Mary Lambert, director of Chattanooga's Office of Community Health, said vaccines are being offered in a variety of venues, from the downtown library on Monday afternoons to neighborhood block parties on weekends, and a variety of times to ensure everyone has access. The process is slow and includes getting accurate, evidence-based information out to the public, she said.
"Offering these sites wherever we can, even if we only get three or five individuals vaccinated, that's still three or five more individuals than were vaccinated before," Lambert said. "It's slower progress than we'd like to see, but it's still progress.

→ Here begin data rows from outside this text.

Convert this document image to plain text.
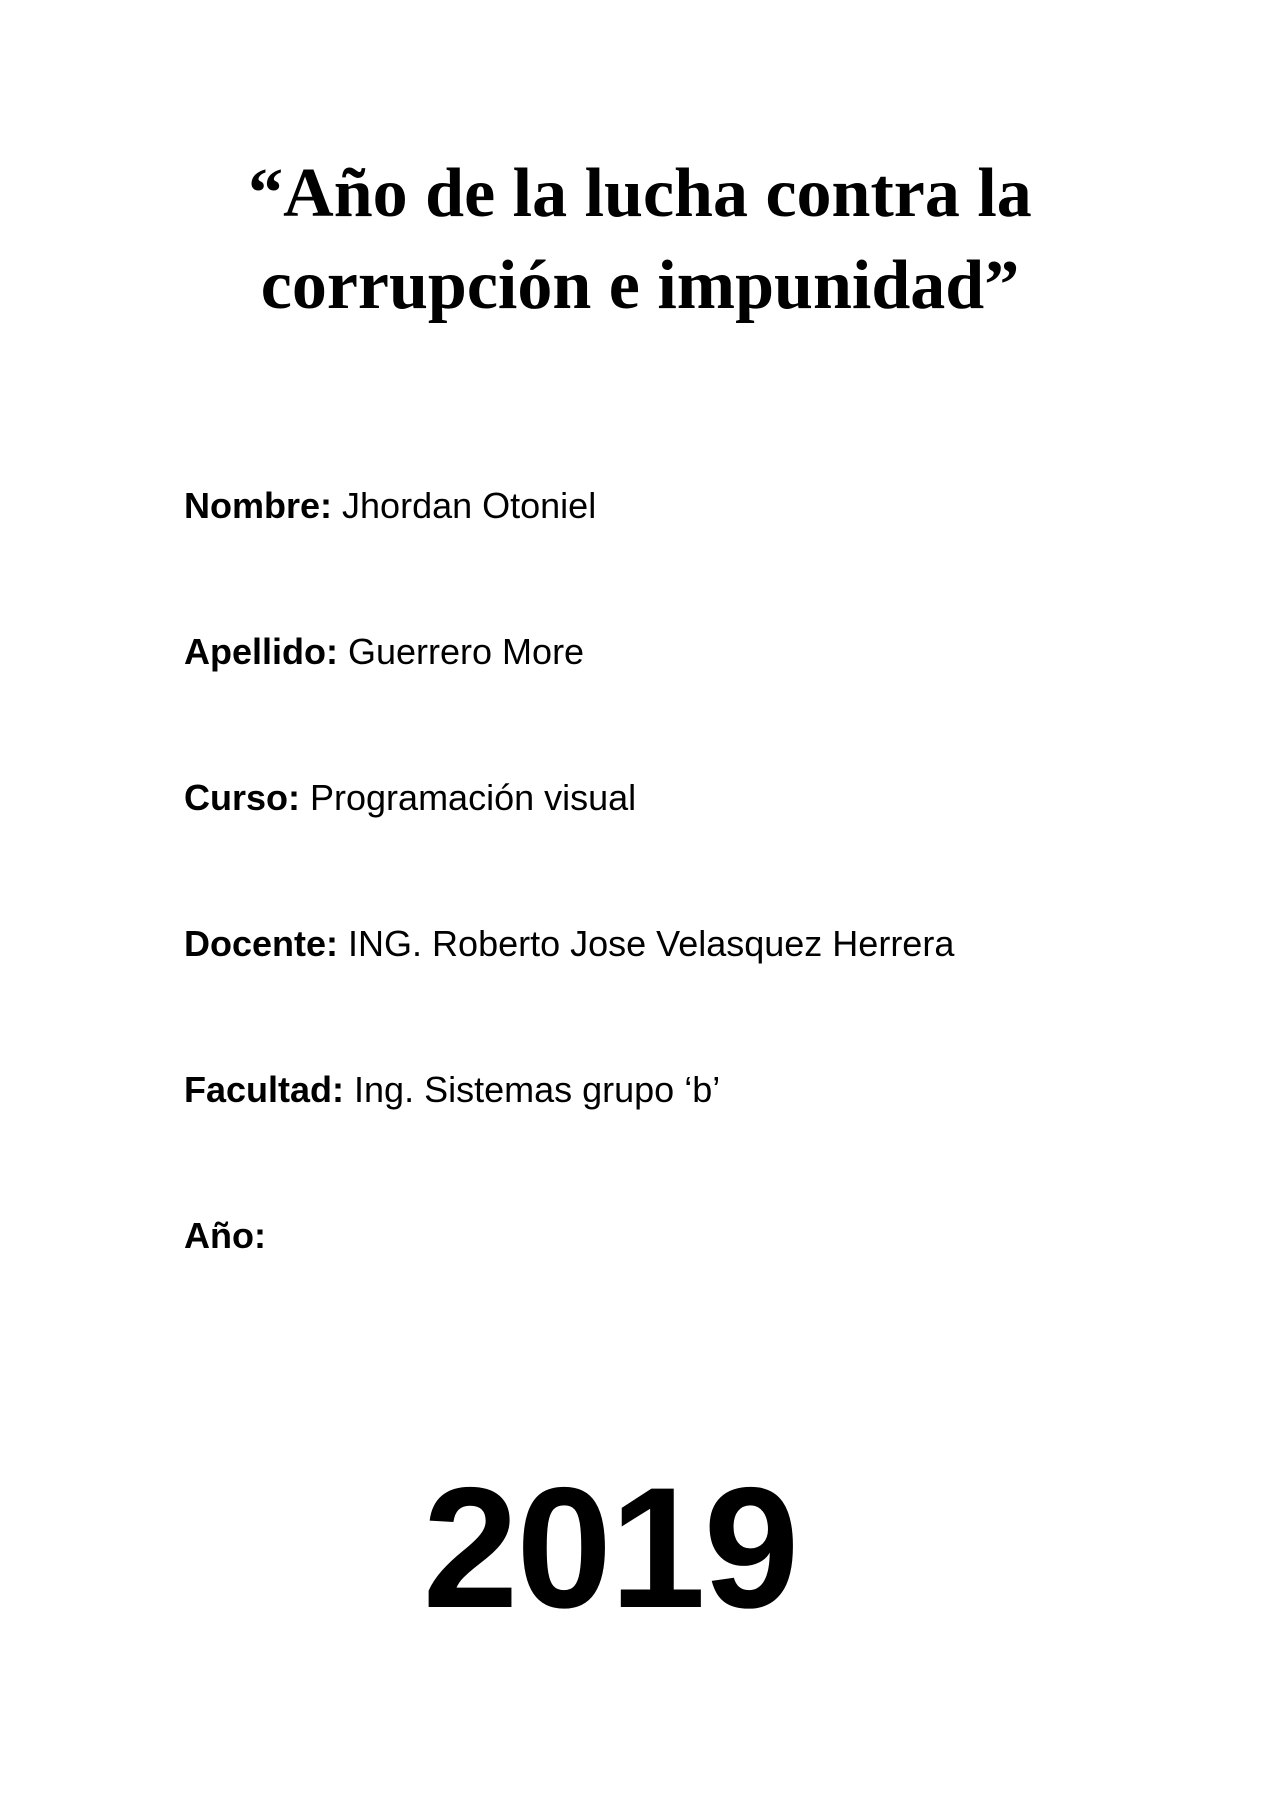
“Año de la lucha contra la
corrupción e impunidad”
Nombre: Jhordan Otoniel
Apellido: Guerrero More
Curso: Programación visual
Docente: ING. Roberto Jose Velasquez Herrera
Facultad: Ing. Sistemas grupo ‘b’
Año:
2019
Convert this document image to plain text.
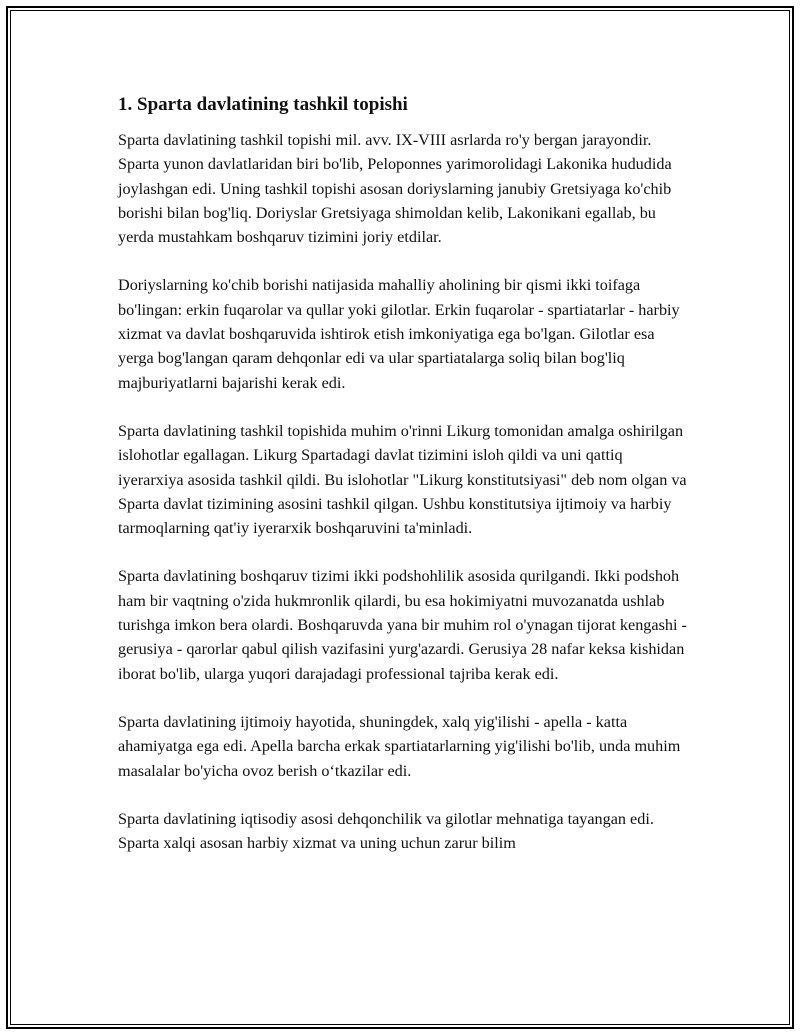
1. Sparta davlatining tashkil topishi

Sparta davlatining tashkil topishi mil. avv. IX-VIII asrlarda ro'y bergan jarayondir. Sparta yunon davlatlaridan biri bo'lib, Peloponnes yarimorolidagi Lakonika hududida joylashgan edi. Uning tashkil topishi asosan doriyslarning janubiy Gretsiyaga ko'chib borishi bilan bog'liq. Doriyslar Gretsiyaga shimoldan kelib, Lakonikani egallab, bu yerda mustahkam boshqaruv tizimini joriy etdilar.

Doriyslarning ko'chib borishi natijasida mahalliy aholining bir qismi ikki toifaga bo'lingan: erkin fuqarolar va qullar yoki gilotlar. Erkin fuqarolar - spartiatarlar - harbiy xizmat va davlat boshqaruvida ishtirok etish imkoniyatiga ega bo'lgan. Gilotlar esa yerga bog'langan qaram dehqonlar edi va ular spartiatalarga soliq bilan bog'liq majburiyatlarni bajarishi kerak edi.

Sparta davlatining tashkil topishida muhim o'rinni Likurg tomonidan amalga oshirilgan islohotlar egallagan. Likurg Spartadagi davlat tizimini isloh qildi va uni qattiq iyerarxiya asosida tashkil qildi. Bu islohotlar "Likurg konstitutsiyasi" deb nom olgan va Sparta davlat tizimining asosini tashkil qilgan. Ushbu konstitutsiya ijtimoiy va harbiy tarmoqlarning qat'iy iyerarxik boshqaruvini ta'minladi.

Sparta davlatining boshqaruv tizimi ikki podshohlilik asosida qurilgandi. Ikki podshoh ham bir vaqtning o'zida hukmronlik qilardi, bu esa hokimiyatni muvozanatda ushlab turishga imkon bera olardi. Boshqaruvda yana bir muhim rol o'ynagan tijorat kengashi - gerusiya - qarorlar qabul qilish vazifasini yurg'azardi. Gerusiya 28 nafar keksa kishidan iborat bo'lib, ularga yuqori darajadagi professional tajriba kerak edi.

Sparta davlatining ijtimoiy hayotida, shuningdek, xalq yig'ilishi - apella - katta ahamiyatga ega edi. Apella barcha erkak spartiatarlarning yig'ilishi bo'lib, unda muhim masalalar bo'yicha ovoz berish o‘tkazilar edi.

Sparta davlatining iqtisodiy asosi dehqonchilik va gilotlar mehnatiga tayangan edi. Sparta xalqi asosan harbiy xizmat va uning uchun zarur bilim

Our challenge is what else can we do to continue that progress and increase the numbers who get the right information and make the decision to have the vaccination."
Until the area can get to 70% of the population fully vaccinated, mitigation efforts like physical distancing, wearing masks and washing hands will continue to be important, Lambert said. On Wednesday, the Hamilton County Health Department announced it was recommending masks for all individuals regardless of vaccination status when indoors. The city closed all its community centers on Tuesday after outbreaks at several facilities.
The renewed outbreak of cases and trends moving in the wrong direction is undoing much of the progress the nation made in the early parts of 2021. People are not getting vaccinated and not taking the virus seriously at a time when the U.S. was so close to essentially ending the pandemic, Kamil said.
"It's like a fire, dying, and we're throwing tinder and kindling on it," he said. "It's just as the pandemic is starting to smolder, we're pouring gasoline on it. It doesn't make sense to have people indoors, crowding, at large events. You're tempting fate."
Staff writer Elizabeth Fite contributed to this story.